My door was ripped off its frame in the next second, but that was long enough for me to aim again. In lightning succession I fired into the vampire’s open mouth, knocking him backward, pulling the trigger over and over until there was nothing but clicks, and then I jumped him.
His face was a mess. He was healing, but with pieces of his skull mimicking Isaac’s current state, it took him too long. I snatched a knife from his belt with relief, ramming it through his heart just in time to whirl and face the other two running vampires.
One went airborne. I ducked to let him sail over me. He landed on the car instead, giving me those needed moments to sprint forward and launch myself on his partner. Swipe, swipe, and he went down, an expression of disbelief on his face. Being underestimated was the greatest thing ever.
The other vampire regained his bearings and circled me, fangs gleaming. There were screams from inside the house and the guard station. I heard Frankie calling for backup, and then the sound of him running. Dammit. Soon this place would be swarming with cops. Or worse.
I backed away and pretended to trip. Fang Face bought it, springing forward. His momentum made the knife I flung sink that much deeper into his chest. He was still snarling when he landed on me, and I rolled backward in a somersault and kicked him through the front window, jumping up immediately to follow him. Better him getting cut up making a doorway than me.
Gunfire erupted from inside and outside the house as the human security guards tried to defend their employer. I grabbed the dying vampire and threw him at two of the closest shooters, knocking them over. Then I ran through the dining room, past the stone fireplace with the lovely exposed-beam ceiling, and up the stairs. Behind me there was chaos as they scrambled to chase.
I didn’t focus on them. I heard Oliver on the phone, calling for help, and that was all I centered my concentration on. I made it down the hall, his accelerated heartbeat my beacon, and burst through the door that stood between me and my prey.
The bullet meant for my chest tore through my shoulder instead as I lurched, seeing the gun too late. Oliver fired again, hitting me in the leg. It knocked me over and I fell, momentarily stunned by the impact and cursing myself for stupidly rushing in like that.
Frankie and two more guards came huffing up the stairs. I didn’t turn around, but kept my glare on Oliver as he leveled his gun at me with a rock-steady hand.

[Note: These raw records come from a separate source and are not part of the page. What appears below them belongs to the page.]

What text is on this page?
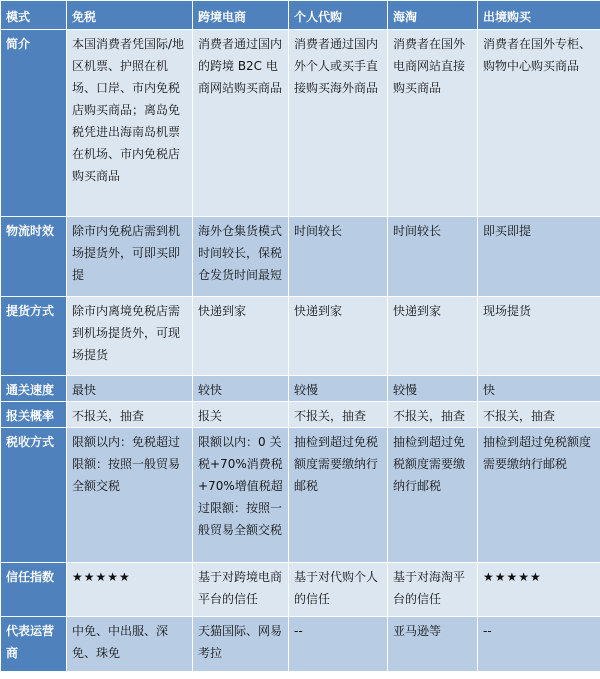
模式	免税	跨境电商	个人代购	海淘	出境购买
简介	本国消费者凭国际/地区机票、护照在机场、口岸、市内免税店购买商品；离岛免税凭进出海南岛机票在机场、市内免税店购买商品	消费者通过国内的跨境 B2C 电商网站购买商品	消费者通过国内外个人或买手直接购买海外商品	消费者在国外电商网站直接购买商品	消费者在国外专柜、购物中心购买商品
物流时效	除市内免税店需到机场提货外，可即买即提	海外仓集货模式时间较长，保税仓发货时间最短	时间较长	时间较长	即买即提
提货方式	除市内离境免税店需到机场提货外，可现场提货	快递到家	快递到家	快递到家	现场提货
通关速度	最快	较快	较慢	较慢	快
报关概率	不报关，抽查	报关	不报关，抽查	不报关，抽查	不报关，抽查
税收方式	限额以内：免税超过限额：按照一般贸易全额交税	限额以内：0 关税+70%消费税+70%增值税超过限额：按照一般贸易全额交税	抽检到超过免税额度需要缴纳行邮税	抽检到超过免税额度需要缴纳行邮税	抽检到超过免税额度需要缴纳行邮税
信任指数	★★★★★	基于对跨境电商平台的信任	基于对代购个人的信任	基于对海淘平台的信任	★★★★★
代表运营商	中免、中出服、深免、珠免	天猫国际、网易考拉	--	亚马逊等	--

“Isaac’s dead,” I said roughly, throbs of pain from the bullets almost paralyzing me. “There won’t be any explosion at the hospital.”
“Governor Oliver!” one of the men gasped. “Are you hurt?”
Oliver had sky-blue eyes. Very clear and bright, and that salt-and-chestnut hair was as perfectly coiffed as it had been in his campaign photos.
“Frankie, Stephen, John…get the fuck out of here,” he said cleanly.
“But sir!” they chorused.
“She’s down on her knees and I’ve got her at gunpoint, get the fuck out of here!” he roared. “Now!”
In the distance was the faint wail of sirens. Too far away for them to hear. The three men left, a jerk of Oliver’s head indicating they should close the door behind them. It was just me and the governor in the room.
“You’re the Crawfield girl?” he asked, not moving the barrel a centimeter.
I didn’t move, mentally evaluating my injuries and noticing with a fresh spurt of anger that the wallpaper in his room was a distinctive red and blue paisley and these were hardwood floors. Oliver had to be Emily’s masked rapist. She’d described his bedroom perfectly. “You can call me Cat.”
“Cat,” he repeated. “You don’t look so tough, bleeding all over my floor. Tell me, where’s your friend? The bounty hunter?”
The sirens were getting closer. There wasn’t much time. “Killing Hennessey’s pal Switch would be my guess. You’re finished, Oliver. They’re all dead. The permanent way.”
His hand didn’t waver. “Is that so?” Then he smiled. Icily. “Well, there’s plenty more where Hennessey came from. Won’t be too hard to find someone else looking to make the kind of money he was, and with meals thrown in, to boot! When I’m president, this country will have a major overhaul. I’ll save the taxpayers millions, and we’ll clean the scum right off the streets. Hell, I’m fixing to start on welfare recipients and nursing homes next. America will be stronger and more prosperous than ever. They’ll probably repeal the two-term limit after I’m in office.”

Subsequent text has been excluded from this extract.